FRANKFORT — As speculation swirls about whether U.S. Sen. Jim Bunning will run for re-election in 2010, his latest campaign finance report shows he has raised little money for the battle ahead.

Bunning's campaign brought in $27,591.44 in the final three months of 2008, according to a Federal Election Commission report filed this week. He had $149,991.09 on hand at the end of the year after spending $52,645.79 in the last quarter of 2008.

Bunning's press secretary, Mike Reynard, was not immediately available to comment on the finance report.

Meanwhile, Senate Minority Leader Mitch McConnell remained mum on Bunning's re-election prospects during an outing at the National Press Club in Washington.

"Sen. Bunning has not announced his intentions yet," McConnell said in response to questions from reporters about whether Bunning is seen by the GOP as a vulnerable candidate.
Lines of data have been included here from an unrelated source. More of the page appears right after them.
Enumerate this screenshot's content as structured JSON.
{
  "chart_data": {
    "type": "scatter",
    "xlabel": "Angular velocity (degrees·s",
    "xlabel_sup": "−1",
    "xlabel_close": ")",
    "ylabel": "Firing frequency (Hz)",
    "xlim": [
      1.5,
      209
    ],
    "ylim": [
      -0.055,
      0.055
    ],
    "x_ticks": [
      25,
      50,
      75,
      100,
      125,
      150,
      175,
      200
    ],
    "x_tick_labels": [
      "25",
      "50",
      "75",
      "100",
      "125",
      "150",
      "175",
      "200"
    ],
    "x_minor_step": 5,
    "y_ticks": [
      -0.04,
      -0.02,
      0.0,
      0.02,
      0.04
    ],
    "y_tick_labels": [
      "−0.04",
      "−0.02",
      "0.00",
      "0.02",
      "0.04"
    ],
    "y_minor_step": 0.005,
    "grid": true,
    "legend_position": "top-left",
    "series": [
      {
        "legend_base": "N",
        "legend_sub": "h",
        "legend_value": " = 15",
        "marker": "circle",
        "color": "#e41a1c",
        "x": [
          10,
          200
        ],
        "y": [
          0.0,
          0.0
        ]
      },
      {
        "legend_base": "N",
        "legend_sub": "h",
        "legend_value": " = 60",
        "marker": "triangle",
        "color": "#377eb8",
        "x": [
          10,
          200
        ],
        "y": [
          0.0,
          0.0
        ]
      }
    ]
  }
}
Two Washington-based political publications, Politico and The Hill, this week quoted unnamed sources saying that Bunning, R-Southgate, is being pressured by some party leaders not to seek re-election.

Bunning, 77, has insisted that he will seek re-election. He is expected to discuss his political future in a weekly phone call Tuesday with reporters.

U.S. Senate campaigns require much money. Last year's re-election race for U.S. Sen. Mitch McConnell, R-Louisville, cost more than $27 million.

Most of Bunning's contributions in the last three months came from political action committees. His expenditures included more than $5,000 to his daughter, Amy Towles of Fort Thomas, to keep track of his campaign financial paperwork.

Besides the limited fund-raising, Bunning was absent from the Senate for several days earlier this month, missing floor votes and several hearings. Bunning's congressional staffers attributed his absences to family commitments and declined to discuss where the senator was for the better part of a month.

In 2004, Bunning narrowly beat Democrat Daniel Mongiardo, then a state senator and now Kentucky's lieutenant governor. He first was elected to the U.S. Senate in 1998, after serving in the U.S. House from 1987 to 1998. He is in the Baseball Hall of Fame as a major league pitcher.

Kentucky Secretary of State Trey Grayson, a fellow Republican, has been mentioned as a possible candidate if Bunning does not seek re-election in 2010.

Possible Democratic candidates for the seat include Mongiardo and state Attorney General Jack Conway, among others.